Blue Dragon: Awakened Shadow

Final Fantasy creator Hironobu Sakaguchi founded the game studio Mistwalker in 2004. He’s still trying to figure out what gamers want from him. Blue Dragon: Awakened Shadow is his third pass on a universe he co-created with Dragonball Z artist Akira Toriyama—it’s a world crawling with monsters, embedded with ancient secrets, and populated by young heroes eager to deal with the latter two. While Sakaguchi has stuck to his guns with regards to character and setting, he’s been experimenting with the form of the RPG—desperately searching for a way to play that connects with contemporary gamers.
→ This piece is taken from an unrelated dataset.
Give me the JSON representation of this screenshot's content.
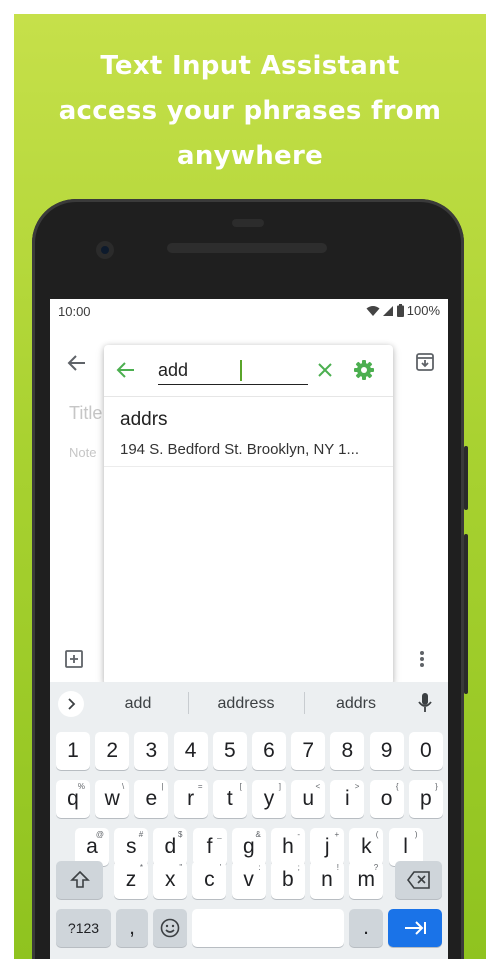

In Blue Dragon: Awakened Shadow, he toys with the hack-and-slash of action games and finds a good fit. Fighting takes place in real time, and requires a modicum of strategy. Players whack with one button and block with another. Spells are charged and triggered on the touch-screen. Encounters aren’t random; to engage a creature, you simply walk up to it or burn it with magic from a distance. Apart from equipment and a couple of customizable skills, players have little control over their party-mates, but the bots do an admirable job of dealing damage and throwing heals when needed.

The format carries over nicely to multiplayer (over the Internet or local wireless), where players can outfit their characters to handle more specialized roles and tackle tough monsters for better loot. But the game requires you to have known friends playing the game, severely limiting chances to play online.
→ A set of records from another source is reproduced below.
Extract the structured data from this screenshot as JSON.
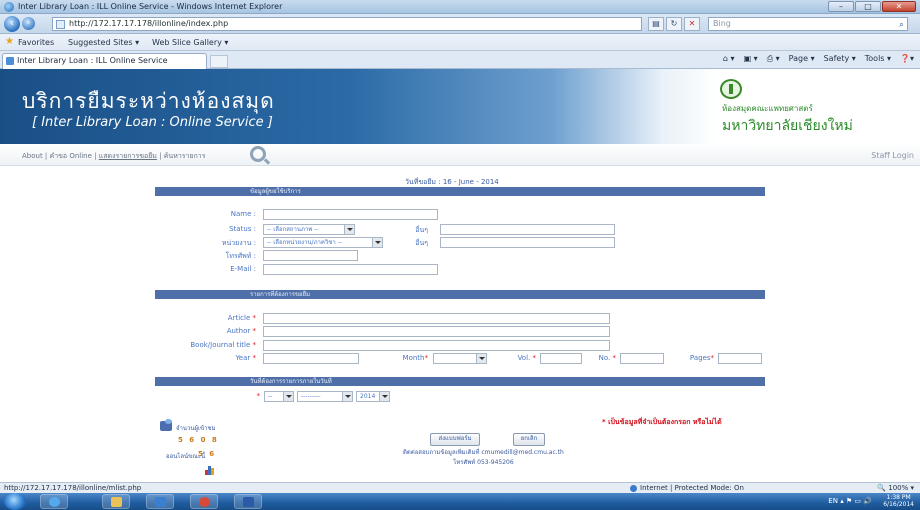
{
  "window": {
    "title": "Inter Library Loan : ILL Online Service - Windows Internet Explorer",
    "controls": [
      "–",
      "□",
      "✕"
    ]
  },
  "addressbar": {
    "url": "http://172.17.17.178/illonline/index.php",
    "search_placeholder": "Bing"
  },
  "favorites": {
    "label": "Favorites",
    "items": [
      "Suggested Sites ▾",
      "Web Slice Gallery ▾"
    ]
  },
  "tab": {
    "label": "Inter Library Loan : ILL Online Service"
  },
  "commandbar": [
    "Page ▾",
    "Safety ▾",
    "Tools ▾",
    "❓▾"
  ],
  "banner": {
    "thai_title": "บริการยืมระหว่างห้องสมุด",
    "english_title": "[ Inter Library Loan : Online Service ]",
    "library_name": "ห้องสมุดคณะแพทยศาสตร์",
    "university_name": "มหาวิทยาลัยเชียงใหม่"
  },
  "nav": {
    "about": "About",
    "links": [
      "คำขอ Online",
      "แสดงรายการขอยืม",
      "ค้นหารายการ"
    ],
    "staff_login": "Staff Login"
  },
  "form": {
    "date_line": "วันที่ขอยืม : 16 - June - 2014",
    "section_user": "ข้อมูลผู้ขอใช้บริการ",
    "name_label": "Name :",
    "status_label": "Status :",
    "status_value": "-- เลือกสถานภาพ --",
    "other_label_1": "อื่นๆ",
    "dept_label": "หน่วยงาน :",
    "dept_value": "-- เลือกหน่วยงาน/ภาควิชา --",
    "other_label_2": "อื่นๆ",
    "phone_label": "โทรศัพท์ :",
    "email_label": "E-Mail :",
    "section_item": "รายการที่ต้องการขอยืม",
    "article_label": "Article",
    "author_label": "Author",
    "book_label": "Book/Journal title",
    "year_label": "Year",
    "month_label": "Month",
    "vol_label": "Vol.",
    "no_label": "No.",
    "pages_label": "Pages",
    "section_date": "วันที่ต้องการรายการภายในวันที่",
    "day_value": "--",
    "month_value": "---------",
    "year_value": "2014",
    "required_note": "* เป็นข้อมูลที่จำเป็นต้องกรอก หรือไม่ได้",
    "submit_label": "ส่งแบบฟอร์ม",
    "cancel_label": "ยกเลิก",
    "contact_line_1": "ติดต่อสอบถามข้อมูลเพิ่มเติมที่ cmumedill@med.cmu.ac.th",
    "contact_line_2": "โทรศัพท์ 053-945206"
  },
  "counter": {
    "label": "จำนวนผู้เข้าชม",
    "digits": "5 6 0 8",
    "online_label": "ออนไลน์ขณะนี้",
    "online_digits": "5 6"
  },
  "statusbar": {
    "url": "http://172.17.17.178/illonline/mlist.php",
    "zone": "Internet | Protected Mode: On",
    "zoom": "100% ▾"
  },
  "taskbar": {
    "language": "EN",
    "time": "1:38 PM",
    "date": "6/16/2014"
  },
  "colors": {
    "banner_dark": "#1a4f86",
    "section_header": "#4e6fa8",
    "label_blue": "#4a76c4",
    "required_red": "#e0141e",
    "brand_green": "#2b8a2a"
  }
}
A killer item-crafting-and-upgrading system keeps the game’s loot flow compelling. But the game’s localization and pointless voice acting detract from the customization. Who needs voice acting in a portable RPG, anyway? Sakaguchi succeeds best when he dabbles in role-playing classicism. The game’s first moments (in a predictable castle setting) unfold predictably, with wandering, tutorials, and plenty of villages to chat up. But when players finally board a Mechat flying machine and the game world opens up, Blue Dragon: Awakened Shadow manages, in spite of format and flaws, to instill a sense of wonder. And that’s exactly what we’re after, Sakaguchi.